The Renewable Energy Association (REA), while recognizing the need for the government to limit the cost of renewables subsidies to consumers, was also critical of the DECC's tilt away from clean-energy support, especially among the more established technologies such as solar power.
"The limited funding for several key technologies will send shockwaves through the industry," said REA chief executive Nina Skorupska. "It is really important not to lose sight of the bigger picture. Ultimately, all renewables, not just in power but in heating and transport too, are really competing with fossil fuels that are mostly imported from overseas and damage the climate."
The energy minister's rhetoric of striking a fair balance between a cleaner future and lower energy bills for consumers was also criticized by the REA, with Skorupska adding that while cost-effectiveness is important, the "DECC cannot say that this planned budget delivers value for money for the consumer", adding: "The best way to square the circle is by properly funding the cheaper technologies and introducing minimum deployment guarantees for all technologies."

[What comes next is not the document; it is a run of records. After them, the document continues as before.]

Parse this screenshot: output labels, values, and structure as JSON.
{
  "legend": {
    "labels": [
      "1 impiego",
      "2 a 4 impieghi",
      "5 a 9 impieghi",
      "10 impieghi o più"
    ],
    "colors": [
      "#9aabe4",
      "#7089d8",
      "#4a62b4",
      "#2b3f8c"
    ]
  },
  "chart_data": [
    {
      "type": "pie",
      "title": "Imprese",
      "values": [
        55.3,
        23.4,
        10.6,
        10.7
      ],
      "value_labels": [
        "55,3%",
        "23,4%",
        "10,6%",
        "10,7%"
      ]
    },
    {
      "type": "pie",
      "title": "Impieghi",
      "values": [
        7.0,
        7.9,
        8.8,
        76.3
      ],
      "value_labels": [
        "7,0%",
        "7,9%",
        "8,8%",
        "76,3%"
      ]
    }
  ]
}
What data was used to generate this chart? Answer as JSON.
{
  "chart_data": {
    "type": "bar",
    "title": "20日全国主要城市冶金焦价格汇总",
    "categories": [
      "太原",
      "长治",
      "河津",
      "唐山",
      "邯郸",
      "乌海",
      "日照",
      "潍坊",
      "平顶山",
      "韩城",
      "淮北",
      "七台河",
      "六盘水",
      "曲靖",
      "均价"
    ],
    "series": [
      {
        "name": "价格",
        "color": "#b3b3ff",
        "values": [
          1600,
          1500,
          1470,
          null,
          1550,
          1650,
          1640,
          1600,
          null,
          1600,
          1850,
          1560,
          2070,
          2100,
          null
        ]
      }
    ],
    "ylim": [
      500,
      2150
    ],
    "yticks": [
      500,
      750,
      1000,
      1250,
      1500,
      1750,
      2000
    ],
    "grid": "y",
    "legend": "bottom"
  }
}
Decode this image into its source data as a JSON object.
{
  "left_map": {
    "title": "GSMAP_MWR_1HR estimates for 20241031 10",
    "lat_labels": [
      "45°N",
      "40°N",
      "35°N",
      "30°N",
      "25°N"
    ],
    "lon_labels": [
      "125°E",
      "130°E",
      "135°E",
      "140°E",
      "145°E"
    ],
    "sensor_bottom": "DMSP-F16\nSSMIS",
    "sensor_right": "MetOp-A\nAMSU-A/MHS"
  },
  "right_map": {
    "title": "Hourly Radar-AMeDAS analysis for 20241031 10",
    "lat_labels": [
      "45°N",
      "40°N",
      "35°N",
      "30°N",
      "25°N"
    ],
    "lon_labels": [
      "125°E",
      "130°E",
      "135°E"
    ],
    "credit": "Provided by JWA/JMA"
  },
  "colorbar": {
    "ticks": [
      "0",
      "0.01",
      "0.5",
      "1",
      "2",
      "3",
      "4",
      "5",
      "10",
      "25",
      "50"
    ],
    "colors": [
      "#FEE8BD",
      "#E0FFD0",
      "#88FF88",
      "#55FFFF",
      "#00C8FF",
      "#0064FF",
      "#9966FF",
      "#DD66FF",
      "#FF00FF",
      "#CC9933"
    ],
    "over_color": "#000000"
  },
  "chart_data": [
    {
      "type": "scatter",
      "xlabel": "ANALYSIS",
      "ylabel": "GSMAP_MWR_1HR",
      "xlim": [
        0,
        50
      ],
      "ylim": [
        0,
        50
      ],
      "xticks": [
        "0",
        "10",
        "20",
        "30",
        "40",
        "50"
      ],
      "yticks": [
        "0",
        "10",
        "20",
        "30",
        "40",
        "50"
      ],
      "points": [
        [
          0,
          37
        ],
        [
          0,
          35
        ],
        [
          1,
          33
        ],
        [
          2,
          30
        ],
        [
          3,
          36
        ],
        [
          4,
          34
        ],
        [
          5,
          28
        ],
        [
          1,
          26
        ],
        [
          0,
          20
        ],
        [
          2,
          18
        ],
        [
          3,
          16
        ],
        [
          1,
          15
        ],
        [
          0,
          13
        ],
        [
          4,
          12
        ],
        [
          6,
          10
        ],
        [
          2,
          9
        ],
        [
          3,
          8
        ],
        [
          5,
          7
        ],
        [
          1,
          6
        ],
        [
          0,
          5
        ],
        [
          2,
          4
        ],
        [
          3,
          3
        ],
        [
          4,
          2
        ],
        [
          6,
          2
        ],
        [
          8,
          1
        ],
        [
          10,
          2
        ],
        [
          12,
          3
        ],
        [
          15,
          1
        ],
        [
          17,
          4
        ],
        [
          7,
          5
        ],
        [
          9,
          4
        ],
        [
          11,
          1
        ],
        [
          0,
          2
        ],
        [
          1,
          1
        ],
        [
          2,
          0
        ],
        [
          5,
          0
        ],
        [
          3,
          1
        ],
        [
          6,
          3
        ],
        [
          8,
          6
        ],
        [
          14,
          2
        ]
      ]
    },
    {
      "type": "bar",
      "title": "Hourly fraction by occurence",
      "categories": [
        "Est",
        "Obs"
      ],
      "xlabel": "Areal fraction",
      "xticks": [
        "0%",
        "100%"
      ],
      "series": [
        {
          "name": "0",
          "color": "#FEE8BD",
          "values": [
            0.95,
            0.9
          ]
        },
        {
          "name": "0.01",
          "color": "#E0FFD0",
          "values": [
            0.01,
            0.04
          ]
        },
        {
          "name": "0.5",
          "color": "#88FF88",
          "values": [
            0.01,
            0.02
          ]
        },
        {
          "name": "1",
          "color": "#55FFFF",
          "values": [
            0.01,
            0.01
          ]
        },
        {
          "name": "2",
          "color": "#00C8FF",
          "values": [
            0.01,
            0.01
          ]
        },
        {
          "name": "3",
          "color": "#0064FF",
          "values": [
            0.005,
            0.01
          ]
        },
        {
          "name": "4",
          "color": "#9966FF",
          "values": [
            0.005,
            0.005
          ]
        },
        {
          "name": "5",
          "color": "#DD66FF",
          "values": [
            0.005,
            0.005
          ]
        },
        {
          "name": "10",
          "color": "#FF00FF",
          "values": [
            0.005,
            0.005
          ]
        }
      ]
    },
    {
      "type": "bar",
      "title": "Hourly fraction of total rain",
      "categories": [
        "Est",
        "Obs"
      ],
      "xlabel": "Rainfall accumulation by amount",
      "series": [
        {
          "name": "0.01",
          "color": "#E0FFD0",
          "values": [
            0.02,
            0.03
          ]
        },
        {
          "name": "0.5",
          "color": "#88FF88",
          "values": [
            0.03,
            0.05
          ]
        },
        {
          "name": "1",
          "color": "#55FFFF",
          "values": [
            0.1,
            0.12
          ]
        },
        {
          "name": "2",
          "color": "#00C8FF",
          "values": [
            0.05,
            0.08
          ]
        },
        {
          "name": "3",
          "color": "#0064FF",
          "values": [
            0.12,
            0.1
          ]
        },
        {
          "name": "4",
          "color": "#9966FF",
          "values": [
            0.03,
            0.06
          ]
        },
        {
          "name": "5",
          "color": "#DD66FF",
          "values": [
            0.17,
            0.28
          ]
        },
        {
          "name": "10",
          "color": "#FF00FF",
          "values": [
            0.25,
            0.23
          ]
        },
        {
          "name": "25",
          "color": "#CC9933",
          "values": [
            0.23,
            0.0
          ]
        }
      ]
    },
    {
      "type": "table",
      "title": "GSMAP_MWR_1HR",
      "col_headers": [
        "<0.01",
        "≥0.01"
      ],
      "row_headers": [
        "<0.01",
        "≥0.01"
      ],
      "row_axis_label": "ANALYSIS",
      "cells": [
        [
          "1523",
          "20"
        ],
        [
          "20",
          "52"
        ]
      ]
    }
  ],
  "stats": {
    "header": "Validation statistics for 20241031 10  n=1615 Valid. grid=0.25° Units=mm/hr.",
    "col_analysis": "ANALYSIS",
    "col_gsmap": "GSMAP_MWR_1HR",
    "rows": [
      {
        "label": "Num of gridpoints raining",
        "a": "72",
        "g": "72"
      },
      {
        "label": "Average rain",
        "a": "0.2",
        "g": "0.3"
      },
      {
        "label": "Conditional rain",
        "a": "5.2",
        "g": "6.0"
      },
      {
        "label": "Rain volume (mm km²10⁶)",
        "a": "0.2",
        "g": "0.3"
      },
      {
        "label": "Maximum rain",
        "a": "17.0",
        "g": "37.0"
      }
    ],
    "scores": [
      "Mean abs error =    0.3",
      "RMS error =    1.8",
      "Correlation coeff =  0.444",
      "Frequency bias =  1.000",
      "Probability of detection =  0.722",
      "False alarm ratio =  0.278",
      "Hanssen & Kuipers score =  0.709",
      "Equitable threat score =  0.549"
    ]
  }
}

A minimum deployment guarantee would, Skoruspka claimed, aid the steady deployment of clean energy projects across all major renewable sectors, particularly solar. Without it, industry experts fear that many solar projects are in danger of being scrapped, and fewer low-carbon installations could be built as a result.
The head of the REA, Paul Thompson, remarked that it is vital that cost-effective technologies such as solar and onshore wind are given sufficient budget to minimize the short-term costs for customers something the CfD fails to provide; and that the CfD also fosters a conducive environment for early-stage clean technologies such as geothermal, wave and tidal power something the CfD appears set up to do.
Finlay Colville of NPD Solarbuzz told pv magazine that the realities of the CfD will remain unknown until Fall, when the new funding policies are formally implemented.
"The key issue for the U.K. solar industry under CfDs remains the capacity set to be allocated under the first auction round in September, the strike prices bid for, whether onshore wind will really keep to RO funding, and what is left in the Control Levy Framework pot out to 2021 for renewables," Colville said.